How much funding does the Deciphering erythroblastic islands in mice and humans during development and stress provide?
Deciphering erythroblastic islands in mice and humans during development and stress provides up to $680K per award from NIDDK - National Institute of Diabetes and Digestive and Kidney Diseases. Actual award sizes depend on the scope of your project, available program funds, and the number of applicants, so build a budget that reflects realistic, allowable costs rather than the maximum figure.
When is the Deciphering erythroblastic islands in mice and humans during development and stress deadline?
Applications for Deciphering erythroblastic islands in mice and humans during development and stress are due 2030-01-31 (open).

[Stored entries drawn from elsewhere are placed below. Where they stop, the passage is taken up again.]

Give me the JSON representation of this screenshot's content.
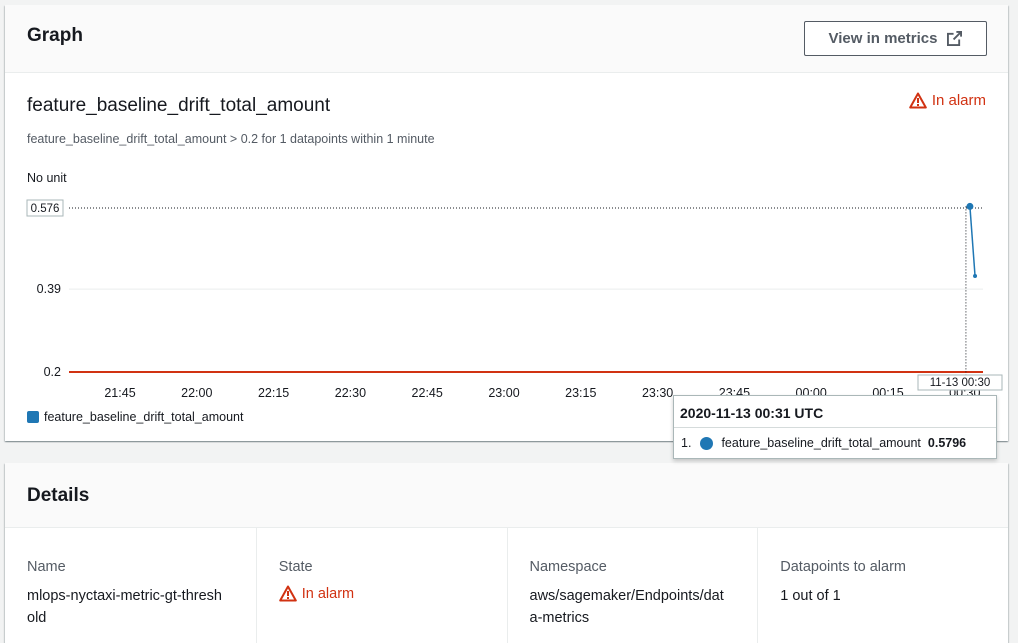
{
  "graph_panel": {
    "title": "Graph",
    "view_button_label": "View in metrics",
    "metric_title": "feature_baseline_drift_total_amount",
    "alarm_status": "In alarm",
    "condition": "feature_baseline_drift_total_amount > 0.2 for 1 datapoints within 1 minute",
    "unit_label": "No unit",
    "legend_label": "feature_baseline_drift_total_amount",
    "colors": {
      "series": "#1f77b4",
      "threshold": "#d13212",
      "alarm": "#d13212"
    }
  },
  "chart_data": {
    "type": "line",
    "y_ticks": [
      "0.2",
      "0.39",
      "0.576"
    ],
    "ylim": [
      0.2,
      0.576
    ],
    "x_ticks": [
      "21:45",
      "22:00",
      "22:15",
      "22:30",
      "22:45",
      "23:00",
      "23:15",
      "23:30",
      "23:45",
      "00:00",
      "00:15",
      "00:30"
    ],
    "x_highlight_label": "11-13 00:30",
    "threshold": 0.2,
    "series": [
      {
        "values": [
          {
            "x": "00:31",
            "y": 0.5796
          },
          {
            "x": "00:32",
            "y": 0.42
          }
        ]
      }
    ],
    "legend": "bottom-left"
  },
  "tooltip": {
    "time": "2020-11-13 00:31 UTC",
    "index": "1.",
    "series_name": "feature_baseline_drift_total_amount",
    "value": "0.5796"
  },
  "details_panel": {
    "title": "Details",
    "columns": [
      {
        "label": "Name",
        "value": "mlops-nyctaxi-metric-gt-threshold"
      },
      {
        "label": "State",
        "value": "In alarm"
      },
      {
        "label": "Namespace",
        "value": "aws/sagemaker/Endpoints/data-metrics"
      },
      {
        "label": "Datapoints to alarm",
        "value": "1 out of 1"
      }
    ]
  }
}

Because deadlines can change, verify the date with the funder, NIDDK - National Institute of Diabetes and Digestive and Kidney Diseases, and give yourself enough time to prepare a complete, competitive application before the close date.
How do you apply for the Deciphering erythroblastic islands in mice and humans during development and stress?
To apply for Deciphering erythroblastic islands in mice and humans during development and stress, confirm your eligibility, gather the required documents, and prepare a narrative and budget that address the funder's priorities. FindGrants guides you step by step and can draft each section, then exports a submission-ready application pack for this grant from NIDDK - National Institute of Diabetes and Digestive and Kidney Diseases.